Il cliente ideale è il nerd o il semplice curioso che vuole saperne di più non solo sulle caratteristiche di Nintendo Switch 2 ma anche gustarsi prove tecniche su argomenti come il VRR, il framerate, l’HDR e la risoluzione 4K. Welcome Tour testa anche i sensi del giocatore sfidandolo a riconoscere tra 60 e 120 fps, a capire le forme di oggetti la cui consistenza è riprodotta con il Rumble HD, a individuare un singolo pixel in movimento in mezzo a migliaia, a dosare bene la forza per colpire la pallina con la mazza o al contrario per evitare le pareti magnetiche in un labirinto con la pallina.

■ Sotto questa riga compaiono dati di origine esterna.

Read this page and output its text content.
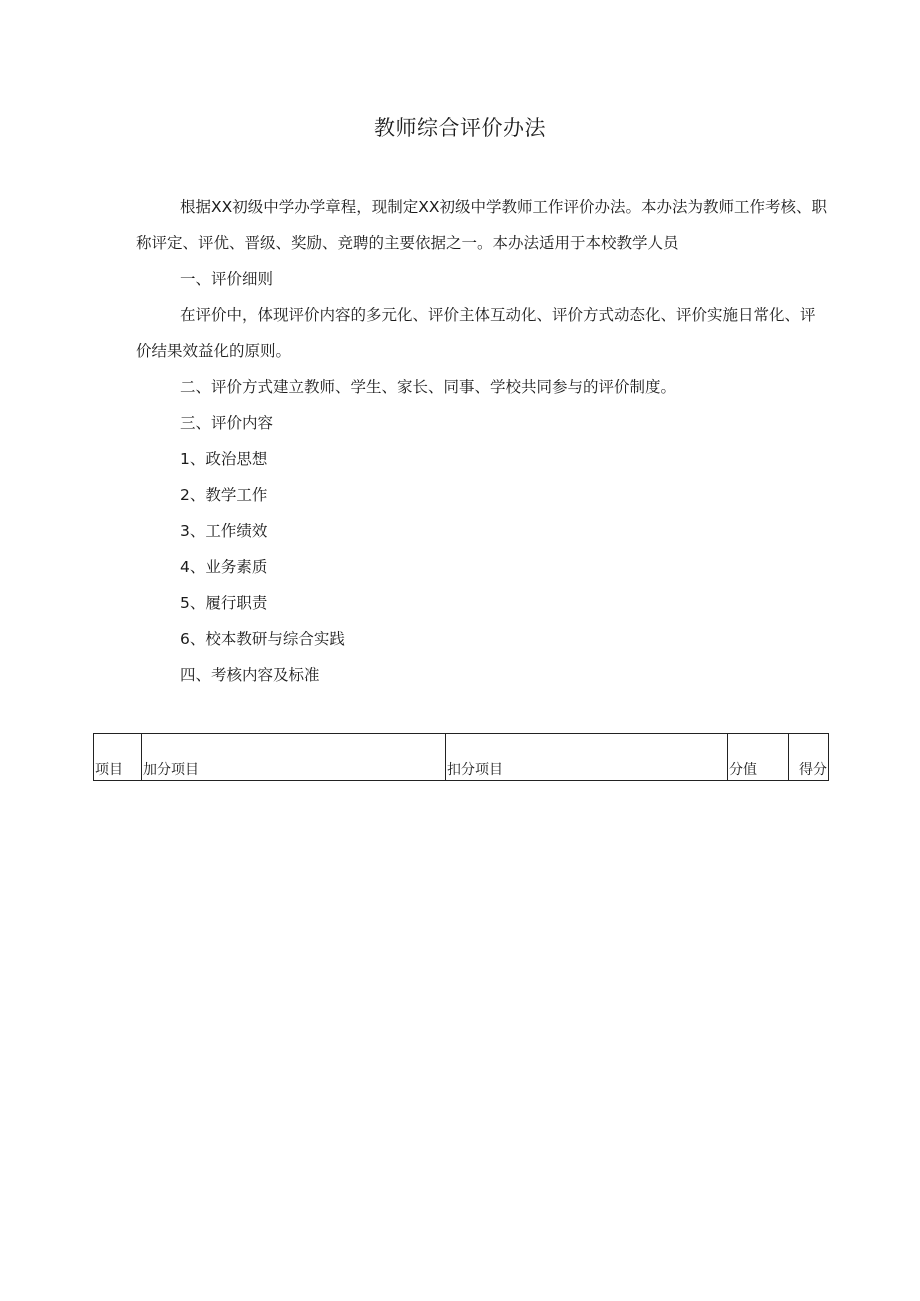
教师综合评价办法

根据XX初级中学办学章程，现制定XX初级中学教师工作评价办法。本办法为教师工作考核、职称评定、评优、晋级、奖励、竞聘的主要依据之一。本办法适用于本校教学人员

一、评价细则

在评价中，体现评价内容的多元化、评价主体互动化、评价方式动态化、评价实施日常化、评价结果效益化的原则。

二、评价方式建立教师、学生、家长、同事、学校共同参与的评价制度。

三、评价内容

1、政治思想

2、教学工作

3、工作绩效

4、业务素质

5、履行职责

6、校本教研与综合实践

四、考核内容及标准

项目	加分项目	扣分项目	分值	得分
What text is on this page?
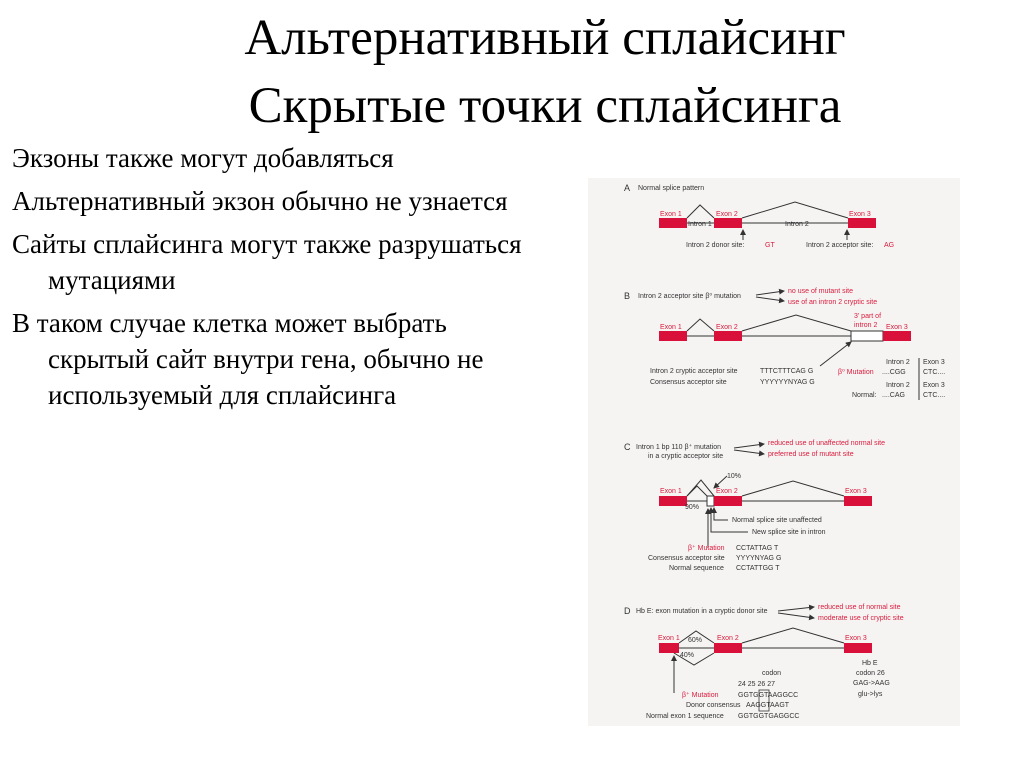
Альтернативный сплайсинг
Скрытые точки сплайсинга
Экзоны также могут добавляться
Альтернативный экзон обычно не узнается
Сайты сплайсинга могут также разрушаться мутациями
В таком случае клетка может выбрать скрытый сайт внутри гена, обычно не используемый для сплайсинга
A Normal splice pattern
Exon 1	Exon 2	Exon 3
Intron 1	Intron 2
Intron 2 donor site:	GT	Intron 2 acceptor site: AG
B Intron 2 acceptor site β⁰ mutation
no use of mutant site
use of an intron 2 cryptic site
Exon 1	Exon 2	Exon 3
3' part of
intron 2
Intron 2 cryptic acceptor site	TTTCTTTCAG G
Consensus acceptor site	YYYYYYNYAG G
Intron 2 Exon 3
β⁰ Mutation ....CGG CTC....
Intron 2 Exon 3
Normal: ....CAG	CTC....
C Intron 1 bp 110 β⁺ mutation
in a cryptic acceptor site
reduced use of unaffected normal site
preferred use of mutant site
10%
Exon 1	Exon 2	Exon 3
90%
Normal splice site unaffected
New splice site in intron
β⁺ Mutation CCTATTAG T
Consensus acceptor site YYYYNYAG G
Normal sequence CCTATTGG T
D Hb E: exon mutation in a cryptic donor site
reduced use of normal site
moderate use of cryptic site
Exon 1	Exon 2	Exon 3
60%
40%
codon
24 25 26 27
β⁺ Mutation	GGTGGTAAGGCC
Donor consensus AAGGTAAGT
Normal exon 1 sequence GGTGGTGAGGCC
Hb E
codon 26
GAG->AAG
glu->lys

Nintendo mai si è mostrata tanto fiera del risultato ottenuto con la progettazione di una nuova console, tanto che non nega spiegazioni dettagliate sul funzionamento dei vari componenti, anche a costo di mostrare la scheda madre dei Joy-Con 2 e dei singoli elementi che la compongono. Inoltre le varie prove che è possibile affrontare metterebbero in luce, qualora presenti, eventuali difetti hardware come il famigerato drifting o calibrazione errata del mouse per dirne un paio. Nintendo quindi si dimostra non solo consapevole della propria esperienza frutto di anni nel campo dell’ingegneria, ma anche confidente di aver messo in vendita un prodotto robusto e affidabile.
Da questo punto di vista Welcome Tour fondamentalmente è, oltre che un’esposizione museale, anche un Iwata Chiede interattivo, che non dura neanche pochissimo, ma la cui durata stessa è un parametro di poco conto. L’importante è essere esaustivo nel dissetare la sete di conoscenza, grazie a spiegazioni semplici ed efficaci su argomenti che possono essere (e in realtà sono) tecnici e per appassionati del mondo Tech, seppur trattati con leggerezza.

Welcome Tour è quindi una gradevole sorpresa per gli appassionati di videogiochi che aprono spesso siti molto specifici come Game Developer o che si intrattengono con interviste agli sviluppatori, o per i semplici curiosi che vogliono conoscere qualche dettaglio in più sul funzionamento delle cose, ma a mio parere potrebbe fare un buon lavoro anche dal punto di vista educativo: chissà se vedremo meno commenti al vetriolo sui social da parte di chi non sempre distingue tra 60 e 120 fps ma si mostra comunque intransigente verso operatori del settore o altri videogiocatori. Sperare solitamente non costa nulla, ma in questo caso costa 9,99€.